Seriously Wicked

I just didn’t know if she’d still mean it once she knew the truth.

But it didn’t matter. Sometimes you reach the breaking point, where you have to spill everything that you’re holding back. Out of all the people in the world, Jenah was the one I could most trust.

“Please,” she said.

I squinched my eyes shut and forced it out: “My aunt is a witch and Devon is possessed by a demon.”

“Is that poetic description?”

“Aunt Sarmine summoned a demon to help her take over the city. It was supposed to go into a mannequin, but when Devon interrupted the spell, it went into him, and now if I don’t come up with something clever it’s going to eat all of Devon’s soul and be inside him forever.”

I could tell that Jenah wanted to believe all this. It wasn’t the same as all that aura stuff, but it wasn’t like she was totally unprepared for the idea of mystic unknowns, either. Not to mention that she’d just seen a pumpkin try to eat me. She wanted to believe.

I cut to the chase.

I took that vial of unicorn sanitizer out of my backpack and flicked three drops on Jenah.
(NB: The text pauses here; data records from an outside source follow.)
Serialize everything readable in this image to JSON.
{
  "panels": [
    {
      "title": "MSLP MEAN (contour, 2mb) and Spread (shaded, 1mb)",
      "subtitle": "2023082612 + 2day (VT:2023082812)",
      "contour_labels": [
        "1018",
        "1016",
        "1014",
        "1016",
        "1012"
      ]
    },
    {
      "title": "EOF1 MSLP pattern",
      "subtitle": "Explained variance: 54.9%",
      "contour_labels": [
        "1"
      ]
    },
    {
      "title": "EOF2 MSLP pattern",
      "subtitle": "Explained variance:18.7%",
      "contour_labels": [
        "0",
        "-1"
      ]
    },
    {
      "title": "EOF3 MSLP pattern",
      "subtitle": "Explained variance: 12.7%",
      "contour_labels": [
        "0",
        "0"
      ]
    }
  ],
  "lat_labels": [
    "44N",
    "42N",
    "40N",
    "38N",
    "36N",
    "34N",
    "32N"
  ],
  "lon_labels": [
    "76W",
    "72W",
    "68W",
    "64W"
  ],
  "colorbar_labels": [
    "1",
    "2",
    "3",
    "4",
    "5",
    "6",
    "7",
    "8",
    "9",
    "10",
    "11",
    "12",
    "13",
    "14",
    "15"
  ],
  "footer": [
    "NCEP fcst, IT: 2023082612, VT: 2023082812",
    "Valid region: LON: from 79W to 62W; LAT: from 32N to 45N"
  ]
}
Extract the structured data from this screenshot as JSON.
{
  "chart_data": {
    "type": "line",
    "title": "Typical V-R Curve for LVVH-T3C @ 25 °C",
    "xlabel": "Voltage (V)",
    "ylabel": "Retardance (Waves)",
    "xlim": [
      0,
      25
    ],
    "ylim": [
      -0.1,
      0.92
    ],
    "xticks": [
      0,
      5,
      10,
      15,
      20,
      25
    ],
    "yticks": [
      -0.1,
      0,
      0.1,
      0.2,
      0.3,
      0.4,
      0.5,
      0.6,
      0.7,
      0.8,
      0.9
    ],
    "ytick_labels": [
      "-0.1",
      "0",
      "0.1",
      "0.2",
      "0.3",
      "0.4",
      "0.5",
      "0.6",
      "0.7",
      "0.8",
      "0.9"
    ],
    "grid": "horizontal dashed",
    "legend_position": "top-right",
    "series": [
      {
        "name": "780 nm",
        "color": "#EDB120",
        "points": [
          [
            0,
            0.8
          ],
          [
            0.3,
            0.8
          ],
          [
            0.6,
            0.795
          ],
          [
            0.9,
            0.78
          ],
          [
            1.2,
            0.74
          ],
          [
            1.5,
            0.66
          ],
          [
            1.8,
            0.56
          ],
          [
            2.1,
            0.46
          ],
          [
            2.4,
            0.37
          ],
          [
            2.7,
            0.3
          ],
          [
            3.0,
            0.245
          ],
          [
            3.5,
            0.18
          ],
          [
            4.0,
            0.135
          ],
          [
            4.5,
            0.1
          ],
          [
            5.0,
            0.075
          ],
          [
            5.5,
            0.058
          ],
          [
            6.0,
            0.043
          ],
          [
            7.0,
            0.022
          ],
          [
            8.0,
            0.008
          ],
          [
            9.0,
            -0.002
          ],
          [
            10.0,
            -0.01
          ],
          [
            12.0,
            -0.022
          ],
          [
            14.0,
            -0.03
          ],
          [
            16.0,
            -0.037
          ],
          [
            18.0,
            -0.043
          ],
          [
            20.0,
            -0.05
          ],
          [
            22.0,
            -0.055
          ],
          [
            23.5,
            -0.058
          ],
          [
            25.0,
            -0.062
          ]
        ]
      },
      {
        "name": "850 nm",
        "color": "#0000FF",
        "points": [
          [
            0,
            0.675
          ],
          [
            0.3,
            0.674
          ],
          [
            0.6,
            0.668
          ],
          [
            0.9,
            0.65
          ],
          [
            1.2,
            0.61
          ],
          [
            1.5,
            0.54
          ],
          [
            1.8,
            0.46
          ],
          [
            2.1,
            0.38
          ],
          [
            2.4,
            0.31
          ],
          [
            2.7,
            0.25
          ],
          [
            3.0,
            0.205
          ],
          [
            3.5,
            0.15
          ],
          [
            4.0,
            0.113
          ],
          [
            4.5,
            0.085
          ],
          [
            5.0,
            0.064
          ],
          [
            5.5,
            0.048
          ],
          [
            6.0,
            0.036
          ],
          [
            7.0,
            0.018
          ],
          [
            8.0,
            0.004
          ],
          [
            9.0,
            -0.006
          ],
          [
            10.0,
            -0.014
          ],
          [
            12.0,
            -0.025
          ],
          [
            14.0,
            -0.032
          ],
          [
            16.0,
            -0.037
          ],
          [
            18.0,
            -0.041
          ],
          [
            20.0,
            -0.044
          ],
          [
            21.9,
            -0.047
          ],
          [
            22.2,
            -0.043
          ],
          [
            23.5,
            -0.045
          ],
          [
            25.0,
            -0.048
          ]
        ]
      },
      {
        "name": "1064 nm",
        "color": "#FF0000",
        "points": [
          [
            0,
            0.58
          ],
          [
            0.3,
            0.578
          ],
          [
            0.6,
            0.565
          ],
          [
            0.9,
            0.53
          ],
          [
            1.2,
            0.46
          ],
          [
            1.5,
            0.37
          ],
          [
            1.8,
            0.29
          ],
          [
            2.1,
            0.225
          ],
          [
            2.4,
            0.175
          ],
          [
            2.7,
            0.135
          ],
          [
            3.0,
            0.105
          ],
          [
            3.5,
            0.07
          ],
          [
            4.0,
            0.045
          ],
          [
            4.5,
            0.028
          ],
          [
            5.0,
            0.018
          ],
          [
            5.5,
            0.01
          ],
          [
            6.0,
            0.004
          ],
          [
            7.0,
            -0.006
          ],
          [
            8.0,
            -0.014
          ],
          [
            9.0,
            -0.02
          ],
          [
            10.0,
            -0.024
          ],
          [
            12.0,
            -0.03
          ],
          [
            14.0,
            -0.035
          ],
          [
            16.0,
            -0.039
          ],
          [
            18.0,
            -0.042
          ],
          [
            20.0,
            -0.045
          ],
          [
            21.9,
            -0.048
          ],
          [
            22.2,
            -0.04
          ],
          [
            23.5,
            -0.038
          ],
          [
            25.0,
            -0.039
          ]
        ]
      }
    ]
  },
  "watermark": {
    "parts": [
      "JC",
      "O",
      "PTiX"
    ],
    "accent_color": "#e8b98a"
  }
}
The air sparkled around my best friend. The pumpkin juice disappeared from her yellow-and-black shirt, the sticky sap fell from her hair. In a moment she was clean and pressed and sparkling around the edges, as if she were an anime princess.

“I can’t do anything about your torn fishnets,” I said. “Sorry.”

“Oh. My. God,” said Jenah. She boggled at her shirt. “This is going to take lots of re-sorting along the astral planes.”

“Yeah, well,” I said. I fiddled with my shirt hem. “You see why I don’t want to talk about it.”

Jenah touched her shiny clean hair, marveling. “So next you’re gonna stop the demon with witch magic?”

I shuddered. “In the first place, I am not a witch, so don’t even think it. Anyone can use unicorn sanitizer because that stuff is powerful. Sarmine and I are not even related.”

“I thought she was your aunt.”

“I call her my aunt because the long story is too complicated to go into. It’s easier to say I live with my aunt than to say I live with a witch who stole me from my real parents. Anything that causes fewer questions, that’s what I go with, okay? When I was really little and didn’t know any better I thought she was my mom.” I turned on the hose and washed my hands and face. No point in wasting valuable sanitizer on me.

“Mmm,” said Jenah.

“And secondly, not even Sarmine can work magic on the demon.” I gargled and spat out pumpkin-leaf water. My mouth still felt prickly. “A demon isn’t human or animal. It’s an elemental. Only elementals can affect other elementals.”

“What the heck is an elemental?”

“Well, a witch does magic, but an elemental is made of magic. There’s three types of elementals, and there’s a witch saying about them. ‘Dragon, phoenix, and demon fell; these three a witch cannot bespell.’” I toweled myself dry with my hoodie. “Normally demons don’t live among us, or we’d have bigger problems. They’re the earth elementals and they live, like, in the molecules of the core of the Earth, where they swim around in the fire and annoy each other. They’re trapped there, unless a witch opens up a passage for them. Dragons are right here on earth, and phoenix are air creatures, though apparently one is transfigured and imprisoned somewhere in the school…” I stopped, because Jenah was looking at me funny. “Which part was too much for you?”

“Dragons,” she said, and she looked all swoony. “Are dragons really real?”

“Yes. Though they’re endangered. I dunno how many are left.”

“Have you ever seen one?”

I grinned. A strange and marvelous feeling swept through me. “Would you say I owed you something for saving my life from the Great Rabid Pumpkin?” I said.





10

Jenah Hearts Dragons

Relief at sharing my life with someone made me feel all giddy, like I’d just gone whooshing down the slide at the water park, or like that feeling when you suddenly know your crush likes you, and you light up from head to toe.

Joy. Ridiculous joy. Relief.

That’s how I felt now as I watched Jenah’s face light up at the sight of Moonfire. “Do you really see her?” I said.

“Of course. Why not?”

Which made me wonder if maybe Jenah really did see auras, or if there was more magic in regular humans than the witch claimed. Either way, remove one more thing that had made me feel different. Jenah could see the dragon, and Jenah knew about my life.

I mean, it’s not like her knowing was going to measurably help the situation of living with the witch or of stopping the demon in Devon.